# Hit It!



## dese (Jan 11, 2007)

My daughter...What's wrong with this pic?  :lmao:


----------



## Peacemaker636 (Jan 11, 2007)

Do you mean something illogical or something wrong with the exposure/composition?

I think it's illogical that she is facing away from the direction the rope is heading, unless maybe she's trying to ski backwards.

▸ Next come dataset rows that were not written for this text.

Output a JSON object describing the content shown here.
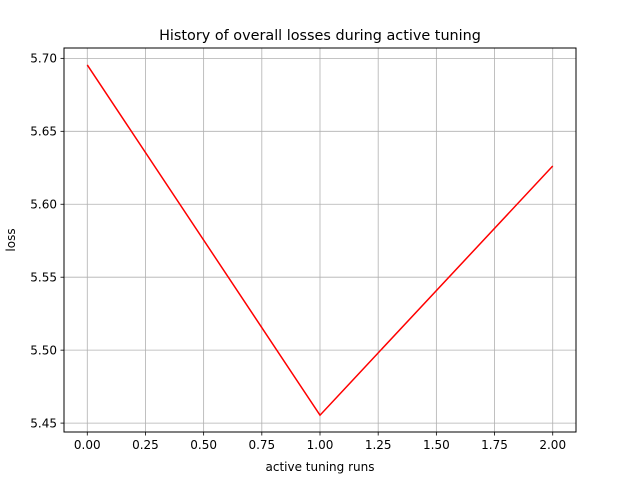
{
  "chart_data": {
    "type": "line",
    "title": "History of overall losses during active tuning",
    "xlabel": "active tuning runs",
    "ylabel": "loss",
    "xlim": [
      -0.1,
      2.1
    ],
    "ylim": [
      5.4439,
      5.7071
    ],
    "x_ticks": [
      0.0,
      0.25,
      0.5,
      0.75,
      1.0,
      1.25,
      1.5,
      1.75,
      2.0
    ],
    "x_tick_labels": [
      "0.00",
      "0.25",
      "0.50",
      "0.75",
      "1.00",
      "1.25",
      "1.50",
      "1.75",
      "2.00"
    ],
    "y_ticks": [
      5.45,
      5.5,
      5.55,
      5.6,
      5.65,
      5.7
    ],
    "y_tick_labels": [
      "5.45",
      "5.50",
      "5.55",
      "5.60",
      "5.65",
      "5.70"
    ],
    "grid": true,
    "series": [
      {
        "color": "#ff0000",
        "x": [
          0,
          1,
          2
        ],
        "y": [
          5.6955,
          5.4554,
          5.6262
        ]
      }
    ]
  }
}
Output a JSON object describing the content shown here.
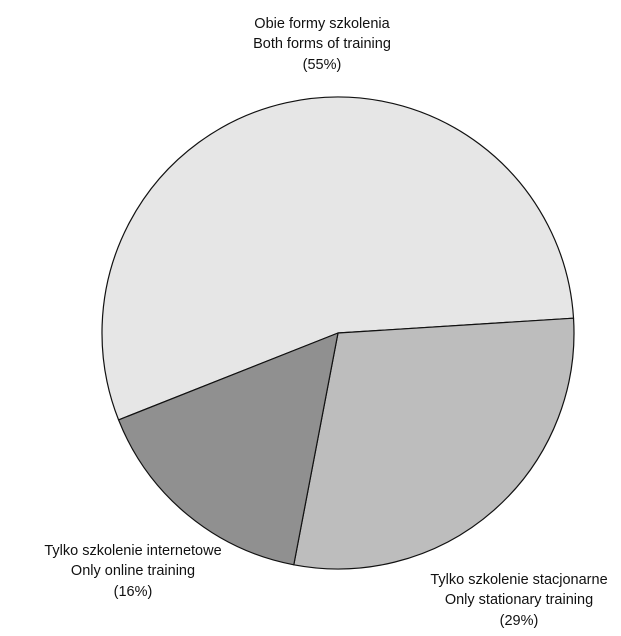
{
  "chart_data": {
    "type": "pie",
    "title": "",
    "slices": [
      {
        "label_pl": "Obie formy szkolenia",
        "label_en": "Both forms of training",
        "percent_label": "(55%)",
        "value": 55,
        "color": "#e6e6e6"
      },
      {
        "label_pl": "Tylko szkolenie stacjonarne",
        "label_en": "Only stationary training",
        "percent_label": "(29%)",
        "value": 29,
        "color": "#bdbdbd"
      },
      {
        "label_pl": "Tylko szkolenie internetowe",
        "label_en": "Only online training",
        "percent_label": "(16%)",
        "value": 16,
        "color": "#909090"
      }
    ],
    "edge_color": "#111111"
  }
}
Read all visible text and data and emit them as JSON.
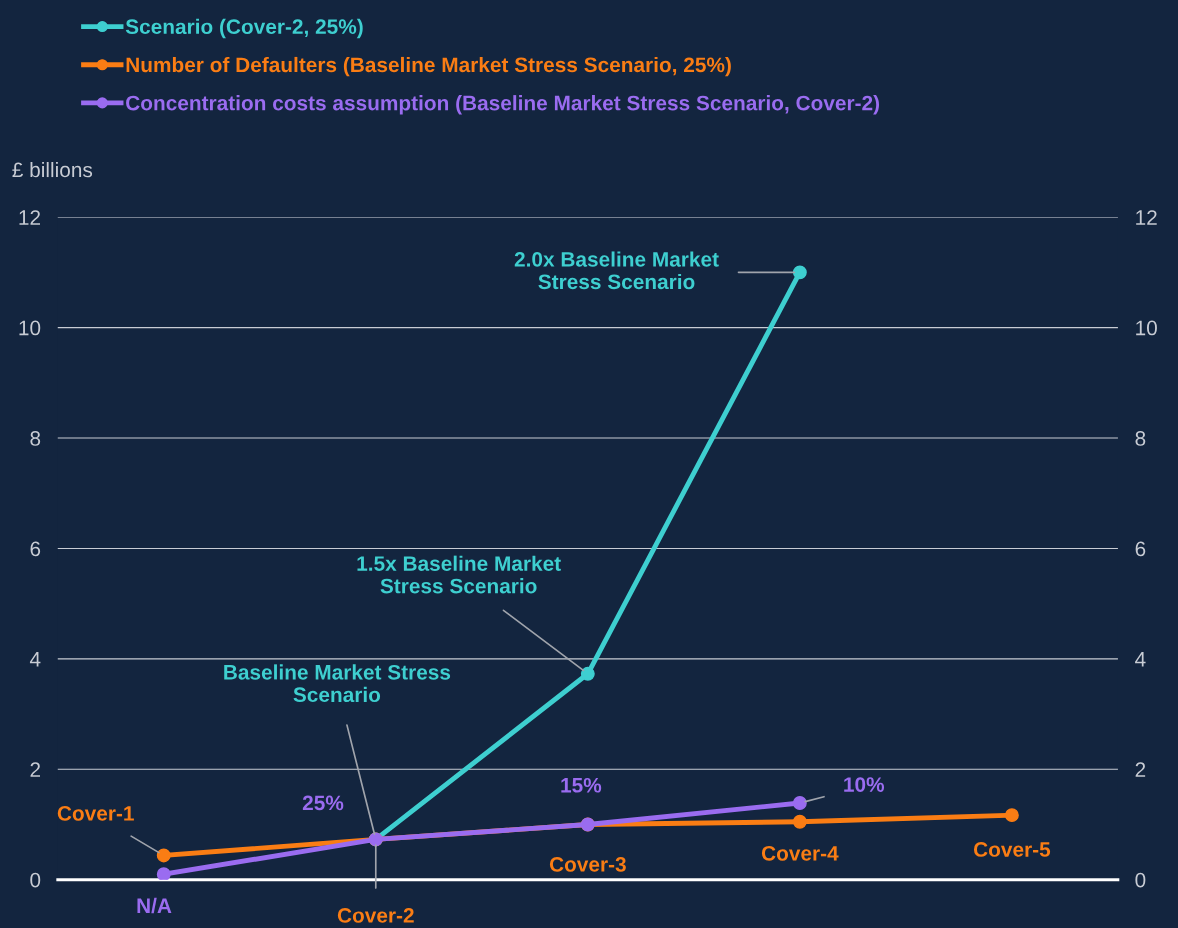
{
  "chart_data": {
    "type": "line",
    "ylabel": "£ billions",
    "categories": [
      null,
      null,
      null,
      null,
      null
    ],
    "series": [
      {
        "name": "Scenario (Cover-2, 25%)",
        "color": "#3ecfd0",
        "values": [
          null,
          0.73,
          3.73,
          11.0,
          null
        ],
        "value_labels": [
          null,
          "Baseline Market Stress Scenario",
          "1.5x Baseline Market Stress Scenario",
          "2.0x Baseline Market Stress Scenario",
          null
        ]
      },
      {
        "name": "Number of Defaulters (Baseline Market Stress Scenario, 25%)",
        "color": "#fa7d14",
        "values": [
          0.44,
          0.73,
          1.0,
          1.05,
          1.17
        ],
        "value_labels": [
          "Cover-1",
          "Cover-2",
          "Cover-3",
          "Cover-4",
          "Cover-5"
        ]
      },
      {
        "name": "Concentration costs assumption (Baseline Market Stress Scenario, Cover-2)",
        "color": "#9a6cf0",
        "values": [
          0.1,
          0.73,
          1.0,
          1.39,
          null
        ],
        "value_labels": [
          "N/A",
          null,
          null,
          null,
          null
        ]
      }
    ],
    "annotations": [
      {
        "text": "25%",
        "y": 0.73
      },
      {
        "text": "15%",
        "y": 1.0
      },
      "10%"
    ],
    "ylim": [
      0,
      12
    ],
    "yticks": [
      0,
      2,
      4,
      6,
      8,
      10,
      12
    ],
    "y2lim": [
      0,
      12
    ],
    "y2ticks": [
      0,
      2,
      4,
      6,
      8,
      10,
      12
    ],
    "grid": "y",
    "legend": "top",
    "marker": "circle",
    "line_style": "solid"
  }
}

Something wrong with the picture itself is the blob at the bottom, but that could easily be cropped out.


----------



## dese (Jan 11, 2007)

It's a blooper!  :mrgreen:


----------



## LaFoto (Jan 11, 2007)

Well, but is it the fact that she looks in the opposite direction to where the rope goes? Is that what you mean is wrong about this photo? 
Fun one! 

Oh, and welcome to ThePhotoForum, though you already joined last September, but I am sure we haven't met before.
(How can you join in September and only have 9 posts so far :scratch: - well, *I* don't get such a thing  :scratch: ???)


----------



## dese (Jan 11, 2007)

Yep, just one of those photos that defies logic 

Thanks for the welcome.  I tend to lurk before I jump in and make an idiot out of myself....:lmao:


----------



## Neophyte Photographer (Jan 11, 2007)

I look like that most of the time when I'm getting ready to ski, except I keep my legs a bit closer together.  The rope will go taught and turn her the right way...no worries


----------



## dese (Jan 11, 2007)

:lmao:


----------



## Alex06 (Jan 15, 2007)

Hmm, that looks like me when I tried waterskiing. Except there was no rope and the boat would've been long gone! Mighty kudos to anyone who can do that sport! Very cute pic.:lmao:


----------



## dese (Jan 15, 2007)

Thanks!

I tried to ski...once.


----------



## Jeremy Z (Jan 19, 2007)

The finger or thumb on the bottom of the frame isn't quite right either, hehehe.


----------